Malheureusement, soit par indifférence, soit parce que les bénéfices obtenus par les produits des taxes de navigation et les plus-values des marais supérieurs conquis à la culture lui paraissent suffisamment rémunérateurs, et qu’elle hésite à se lancer dans des travaux pénibles et un peu incertains, la compagnie concessionnaire n’a pas jusqu’à présent entrepris d’une manière sérieuse la mise en culture et l’irrigation de la zone maritime. Elle est donc loin d’avoir rempli de ce chef les obligations qu’elle avait contractées par son traité de l’an IX avec l’état.

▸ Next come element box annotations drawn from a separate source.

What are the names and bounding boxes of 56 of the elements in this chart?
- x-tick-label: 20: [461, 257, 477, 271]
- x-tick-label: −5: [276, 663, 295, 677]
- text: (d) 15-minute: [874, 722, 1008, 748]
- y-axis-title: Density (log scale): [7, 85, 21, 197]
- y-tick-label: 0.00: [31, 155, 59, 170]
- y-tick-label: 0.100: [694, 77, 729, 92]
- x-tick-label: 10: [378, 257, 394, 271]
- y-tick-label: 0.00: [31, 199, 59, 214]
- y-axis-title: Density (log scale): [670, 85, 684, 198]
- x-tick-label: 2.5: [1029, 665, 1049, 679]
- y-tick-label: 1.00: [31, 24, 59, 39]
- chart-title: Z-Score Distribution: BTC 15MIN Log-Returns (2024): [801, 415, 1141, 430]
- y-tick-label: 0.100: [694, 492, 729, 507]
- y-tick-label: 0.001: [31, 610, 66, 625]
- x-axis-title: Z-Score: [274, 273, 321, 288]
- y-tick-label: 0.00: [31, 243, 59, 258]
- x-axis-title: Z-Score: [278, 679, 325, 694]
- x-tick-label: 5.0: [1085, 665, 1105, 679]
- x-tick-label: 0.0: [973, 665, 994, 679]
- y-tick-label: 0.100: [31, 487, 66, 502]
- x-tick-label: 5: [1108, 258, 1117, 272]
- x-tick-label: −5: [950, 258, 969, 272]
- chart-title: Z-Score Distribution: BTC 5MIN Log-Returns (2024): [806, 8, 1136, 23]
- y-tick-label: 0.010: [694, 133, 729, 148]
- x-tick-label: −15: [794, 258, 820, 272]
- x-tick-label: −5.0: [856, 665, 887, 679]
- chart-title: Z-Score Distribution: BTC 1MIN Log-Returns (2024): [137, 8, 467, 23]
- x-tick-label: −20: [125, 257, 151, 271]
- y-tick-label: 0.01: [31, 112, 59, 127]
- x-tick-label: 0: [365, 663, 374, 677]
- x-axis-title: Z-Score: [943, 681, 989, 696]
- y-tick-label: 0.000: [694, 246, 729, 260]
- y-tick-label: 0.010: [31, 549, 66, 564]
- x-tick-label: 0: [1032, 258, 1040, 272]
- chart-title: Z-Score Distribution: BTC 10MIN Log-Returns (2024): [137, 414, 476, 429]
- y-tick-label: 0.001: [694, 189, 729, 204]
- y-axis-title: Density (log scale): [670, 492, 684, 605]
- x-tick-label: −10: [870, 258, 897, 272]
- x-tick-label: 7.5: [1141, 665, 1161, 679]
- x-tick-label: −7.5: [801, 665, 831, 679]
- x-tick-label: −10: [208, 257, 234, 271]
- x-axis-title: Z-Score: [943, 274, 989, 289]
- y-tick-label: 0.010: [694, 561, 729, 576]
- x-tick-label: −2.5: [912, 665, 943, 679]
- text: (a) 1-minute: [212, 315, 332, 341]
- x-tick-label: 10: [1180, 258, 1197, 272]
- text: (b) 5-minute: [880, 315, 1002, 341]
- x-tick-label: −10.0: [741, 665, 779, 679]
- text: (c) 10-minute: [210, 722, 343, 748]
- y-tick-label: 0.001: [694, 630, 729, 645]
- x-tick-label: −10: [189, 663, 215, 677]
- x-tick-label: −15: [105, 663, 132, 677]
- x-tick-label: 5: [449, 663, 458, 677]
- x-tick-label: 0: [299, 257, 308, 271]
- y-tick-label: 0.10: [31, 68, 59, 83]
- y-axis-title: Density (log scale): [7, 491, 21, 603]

D’autre part, les droits de navigation eux-mêmes perçus sur les canaux ont soulevé à diverses reprises les plus vives réclamations du public. Au point de vue de la justice distributive, il est certain qu’on peut regarder comme assez anormal de maintenir de pareilles taxes sur un canal, alors que tant d’autres voies de communication de même nature en ont été affranchies. La question du rachat du canal s’est donc posée d’elle-même ; depuis près de vingt ans, elle est l’objet des vœux les plus ardens et, on doit le dire, les plus fortement motivés de toutes les assemblées locales.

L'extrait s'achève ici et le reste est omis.